Former News Corp COO Peter Chernin

Should Macquarie Group be able to vote on a controversial pay system that has allowed it to milk hundreds of millions in fees out of a listed toll road company?

In a little-remarked development, that’s precisely what happened at the Macquarie Atlas Roads AGM in Sydney last Thursday, when Macquarie Group voted its 12.2% stake in favour of the remuneration report, thereby averting a first strike, as the total “against” vote came in at 24.13%.

Having received a record $163.5 million in fees in 2016 — exceeding the total $98 million distributed to investors — there is no doubt that Macquarie Group is conflicted in voting in favour of its own excessive fee deal at Macquarie Atlas Roads.

However, the Corporations Act only refers to conflicted individuals, not corporate entities. James Packer can’t vote on his pay at Crown Resorts, but a different set of rules apply to the Millionaire Factory. This is one loophole that should be shut.

If Macquarie Group had abstained all of its 68.2 million votes last Thursday, the against vote would have been 29% and the Macquarie Atlas Roads board would have been facing a potential spill at the 2018 AGM.

Instead, the board, with its unusual combination of local and Bermuda-based directors, will soldier on for another year, although concessions have already been granted, with the base annual management fee being cut to a flat 1% of the current $3 billion market capitalisation.

The performance fee — based on a 15% share of any market upside — has been what has really delivered for Macquarie Group because low interest rates and canny deal-making as a minority investor in a range of offshore toll road assets in France, Germany, the US and UK has let investors enjoy a profitable ride.

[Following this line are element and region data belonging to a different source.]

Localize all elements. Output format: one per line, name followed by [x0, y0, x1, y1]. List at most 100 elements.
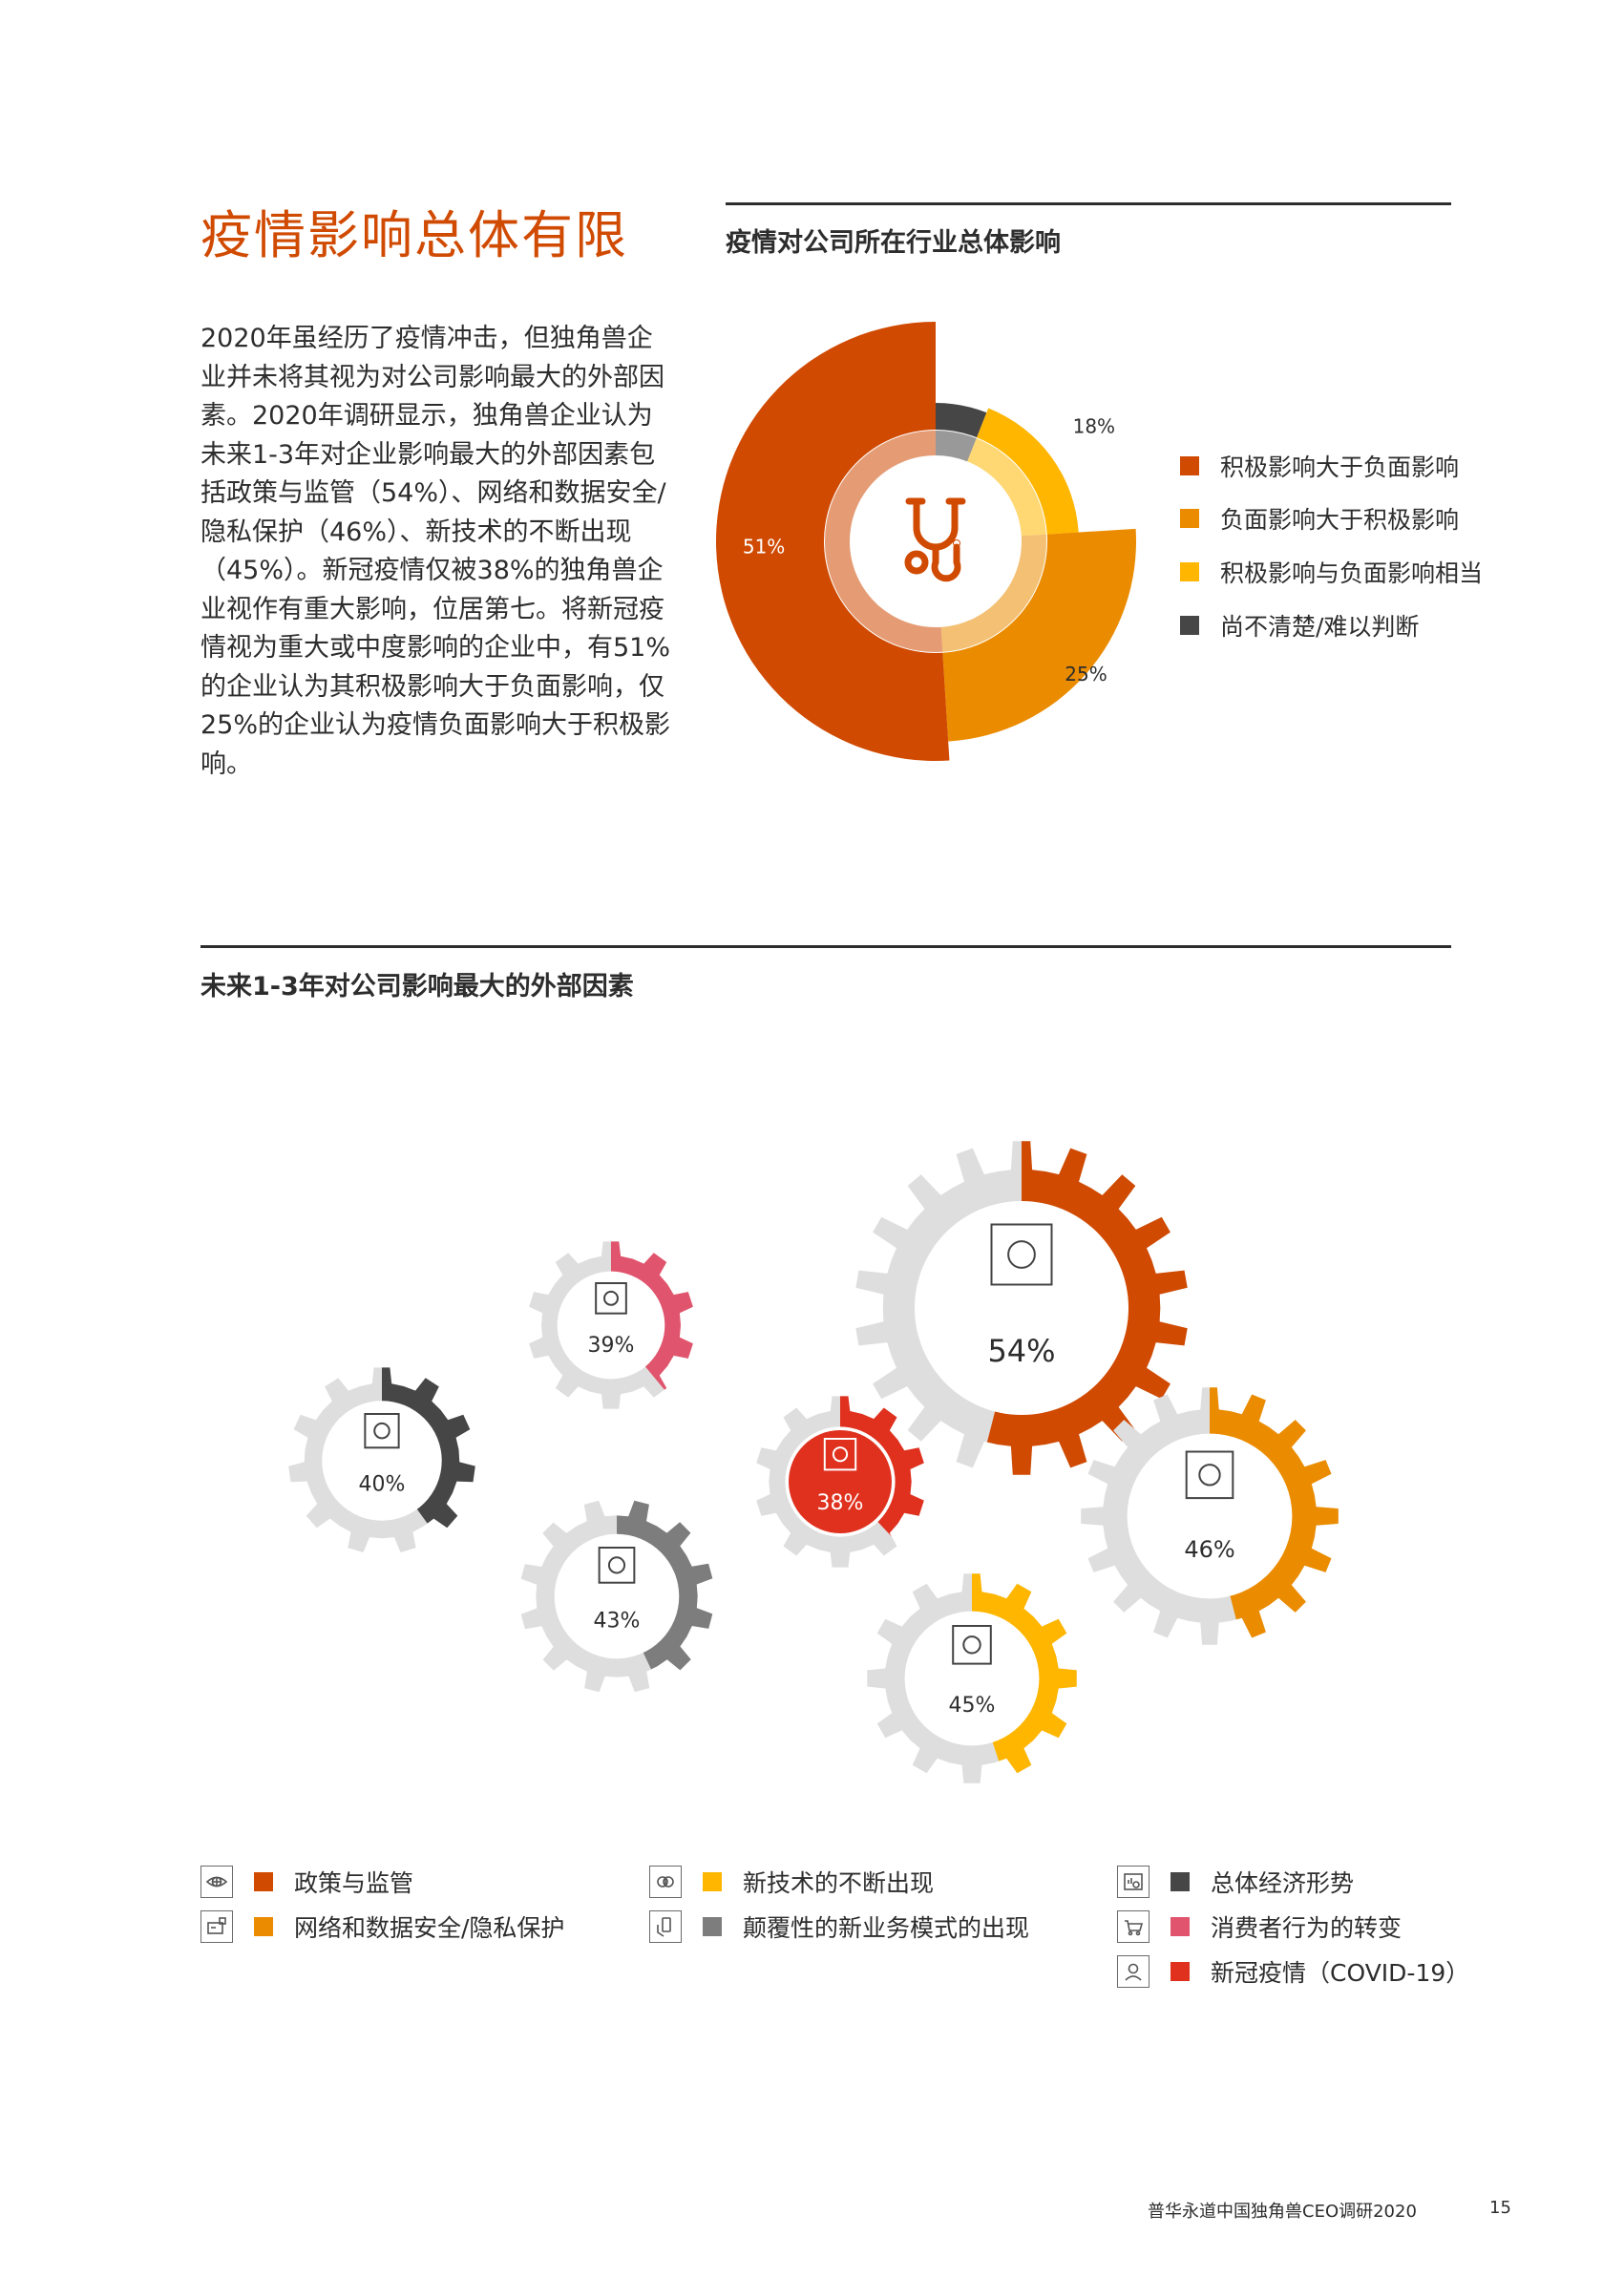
security-card-icon: [1185, 1450, 1234, 1500]
gear-hole: [554, 1533, 680, 1659]
gear-badge: [789, 1430, 892, 1533]
gear-6: 39%: [529, 1241, 693, 1409]
doctor-icon: [1117, 1955, 1149, 1988]
legend-swatch: [703, 1917, 722, 1936]
stethoscope-icon: [904, 497, 966, 582]
legend-swatch: [254, 1917, 273, 1936]
eye-icon: [990, 1223, 1053, 1286]
gear-value-label: 39%: [588, 1334, 635, 1358]
gear-legend-item-security: 网络和数据安全/隐私保护: [200, 1909, 564, 1944]
donut-slice: [977, 408, 1079, 535]
gear-legend-item-tech: 新技术的不断出现: [649, 1865, 934, 1899]
icon-detail: [1198, 1464, 1221, 1487]
icon-detail: [603, 1290, 619, 1306]
gear-hole: [1127, 1433, 1293, 1599]
gear-fill: [611, 1241, 693, 1409]
gear-4: 43%: [520, 1500, 713, 1693]
legend-swatch: [1180, 562, 1199, 581]
legend-swatch: [254, 1872, 273, 1891]
donut-inner-ring: [936, 431, 977, 462]
gear-fill: [840, 1396, 924, 1564]
legend-swatch: [1171, 1872, 1190, 1891]
gear-1: 54%: [855, 1141, 1188, 1475]
gear-legend-item-covid: 新冠疫情（COVID-19）: [1117, 1954, 1469, 1989]
gear-fill: [617, 1500, 713, 1693]
donut-inner-ring: [967, 438, 1046, 537]
donut-value-label: 6%: [957, 343, 987, 366]
brain-chip-icon: [649, 1866, 682, 1898]
shopping-cart-icon: [1117, 1910, 1149, 1943]
chart-magnifier-icon: [364, 1413, 400, 1449]
legend-label: 积极影响大于负面影响: [1220, 453, 1460, 481]
legend-label: 积极影响与负面影响相当: [1220, 559, 1484, 587]
icon-detail: [373, 1422, 390, 1440]
gear-hole: [904, 1611, 1040, 1746]
legend-label: 负面影响大于积极影响: [1220, 506, 1460, 534]
gear-legend-item-policy: 政策与监管: [200, 1865, 413, 1899]
donut-chart: 6% 18% 25% 51%: [715, 322, 1136, 761]
legend-label: 总体经济形势: [1211, 1869, 1355, 1897]
gear-hole: [915, 1201, 1128, 1415]
donut-value-label: 51%: [743, 536, 785, 559]
legend-item-equal: 积极影响与负面影响相当: [1180, 555, 1483, 589]
legend-label: 新冠疫情（COVID-19）: [1211, 1959, 1470, 1987]
gear-legend-item-economy: 总体经济形势: [1117, 1865, 1354, 1899]
page-number: 15: [1489, 2198, 1511, 2218]
legend-swatch: [1180, 456, 1199, 475]
intro-paragraph: 2020年虽经历了疫情冲击，但独角兽企业并未将其视为对公司影响最大的外部因素。2…: [200, 324, 671, 779]
donut-inner-ring: [940, 534, 1046, 652]
legend-label: 网络和数据安全/隐私保护: [294, 1914, 565, 1942]
gear-legend-item-disruption: 颠覆性的新业务模式的出现: [649, 1909, 1029, 1944]
phone-hand-icon: [598, 1547, 636, 1584]
donut-section-rule: [726, 202, 1451, 205]
donut-hole: [851, 456, 1021, 626]
legend-label: 新技术的不断出现: [743, 1869, 935, 1897]
legend-swatch: [1180, 616, 1199, 635]
gear-value-label: 38%: [817, 1491, 864, 1515]
icon-detail: [962, 1635, 981, 1655]
page-title: 疫情影响总体有限: [200, 205, 628, 265]
donut-slice: [936, 403, 987, 438]
legend-label: 颠覆性的新业务模式的出现: [743, 1914, 1030, 1942]
gear-value-label: 45%: [949, 1694, 996, 1718]
legend-item-unclear: 尚不清楚/难以判断: [1180, 608, 1419, 643]
gear-value-label: 40%: [359, 1472, 406, 1496]
gear-value-label: 43%: [594, 1610, 641, 1634]
donut-value-label: 25%: [1065, 663, 1107, 686]
donut-slice: [715, 322, 950, 761]
gear-value-label: 54%: [987, 1333, 1055, 1369]
shopping-cart-icon: [595, 1282, 627, 1315]
gear-fill: [382, 1367, 475, 1552]
gear-5: 40%: [288, 1367, 475, 1552]
icon-detail: [832, 1446, 849, 1463]
gear-legend-item-consumer: 消费者行为的转变: [1117, 1909, 1402, 1944]
brain-chip-icon: [952, 1625, 992, 1665]
chart-magnifier-icon: [1117, 1866, 1149, 1898]
gears-chart: 54% 46% 45% 43% 40% 39% 38%: [288, 1141, 1339, 1783]
gears-chart-title: 未来1-3年对公司影响最大的外部因素: [200, 972, 634, 1002]
donut-chart-title: 疫情对公司所在行业总体影响: [726, 228, 1061, 258]
security-card-icon: [200, 1910, 233, 1943]
gear-fill: [972, 1573, 1077, 1783]
legend-item-negative: 负面影响大于积极影响: [1180, 501, 1459, 536]
legend-swatch: [703, 1872, 722, 1891]
gear-2: 46%: [1081, 1387, 1339, 1645]
legend-swatch: [1180, 509, 1199, 528]
legend-swatch: [1171, 1917, 1190, 1936]
legend-label: 政策与监管: [294, 1869, 414, 1897]
gear-fill: [1210, 1387, 1339, 1645]
gear-value-label: 46%: [1184, 1536, 1234, 1563]
legend-item-positive: 积极影响大于负面影响: [1180, 449, 1459, 483]
footer-text: 普华永道中国独角兽CEO调研2020: [1148, 2202, 1417, 2222]
donut-inner-ring: [824, 431, 943, 652]
gear-hole: [322, 1401, 442, 1521]
gear-7: 38%: [756, 1396, 924, 1568]
legend-label: 尚不清楚/难以判断: [1220, 613, 1420, 641]
doctor-icon: [823, 1438, 857, 1471]
phone-hand-icon: [649, 1910, 682, 1943]
icon-detail: [1007, 1240, 1036, 1269]
eye-icon: [200, 1866, 233, 1898]
gears-section-rule: [200, 945, 1451, 948]
legend-swatch: [1171, 1962, 1190, 1981]
gear-hole: [557, 1271, 665, 1380]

The AGM presentation pack pointed to $328 million in distributions since Macquarie Atlas Roads was created in 2010, but this is less than the total fees generated for Macquarie over the same period.

But will the board propose an excessive divorce payment on top of the largesse we’ve seen in recent years?

If Macquarie were a person, the recipient of all these excessive fees would undoubtedly make the following list of the 10 most questionable CEO payouts over the past decade:

The 10 most questionable CEO payouts over the past decade

News Corp, 2009: not only did Rupert Murdoch’s outgoing chief lieutenant Peter Chernin receive US$34 million in his final year, the severance package also included a commitment to buy two movies a year from him for the next six years, plus a range of other perks such as access to the corporate jet and secretarial services.

Santos, 2008: outgoing CEO John Ellice-Flint received a staggering $16.8 million termination payment.

Publishing and Broadcasting Ltd, 2007: John Alexander has made tens of millions from James Packer, but the $15 million termination payment as part of the 2007 demerger of Consolidated Media Holdings was difficult to justify, especially considering he stayed on the board.

Oz Minerals, 2008: $10.7 million proposed share payout to outgoing CEO Owen Hegarty was defeated by shareholders, so the board just gave him $8.35 million in cash instead.

ASX, 2006: when Tony D’Aloisio didn’t get the top job as part of the SFE merger, his Maurice Newman-led ASX board approved a termination payment of $7.78 million instead.

AGL, 2007: 63% vote against the remuneration report after CEO Paul Anthony departed with a $5.2 million termination payout out, which meant the Welshman received about $17 million for 17 months of work.

Transurban, 2008: 59% protest vote against remuneration report over the final $16.6 million pay packet to departing CEO Kim Edwards.

Qantas, 2009: 41% voted against the remuneration report due to the package of former CEO Geoff Dixon, which led to an $11 million pay packet when he served just five months of the year.

Challenger Financial Group, 2008: 70% against remuneration report due to $6 million pay packet for former CEO Mike Tilley.

Centro Properties Group, 2008: unexpected collapse caused a huge shock in 2008, and then the CEO Andrew Scott got a $3 million termination payment. Quite generous, considering investors lost more than $5 billion.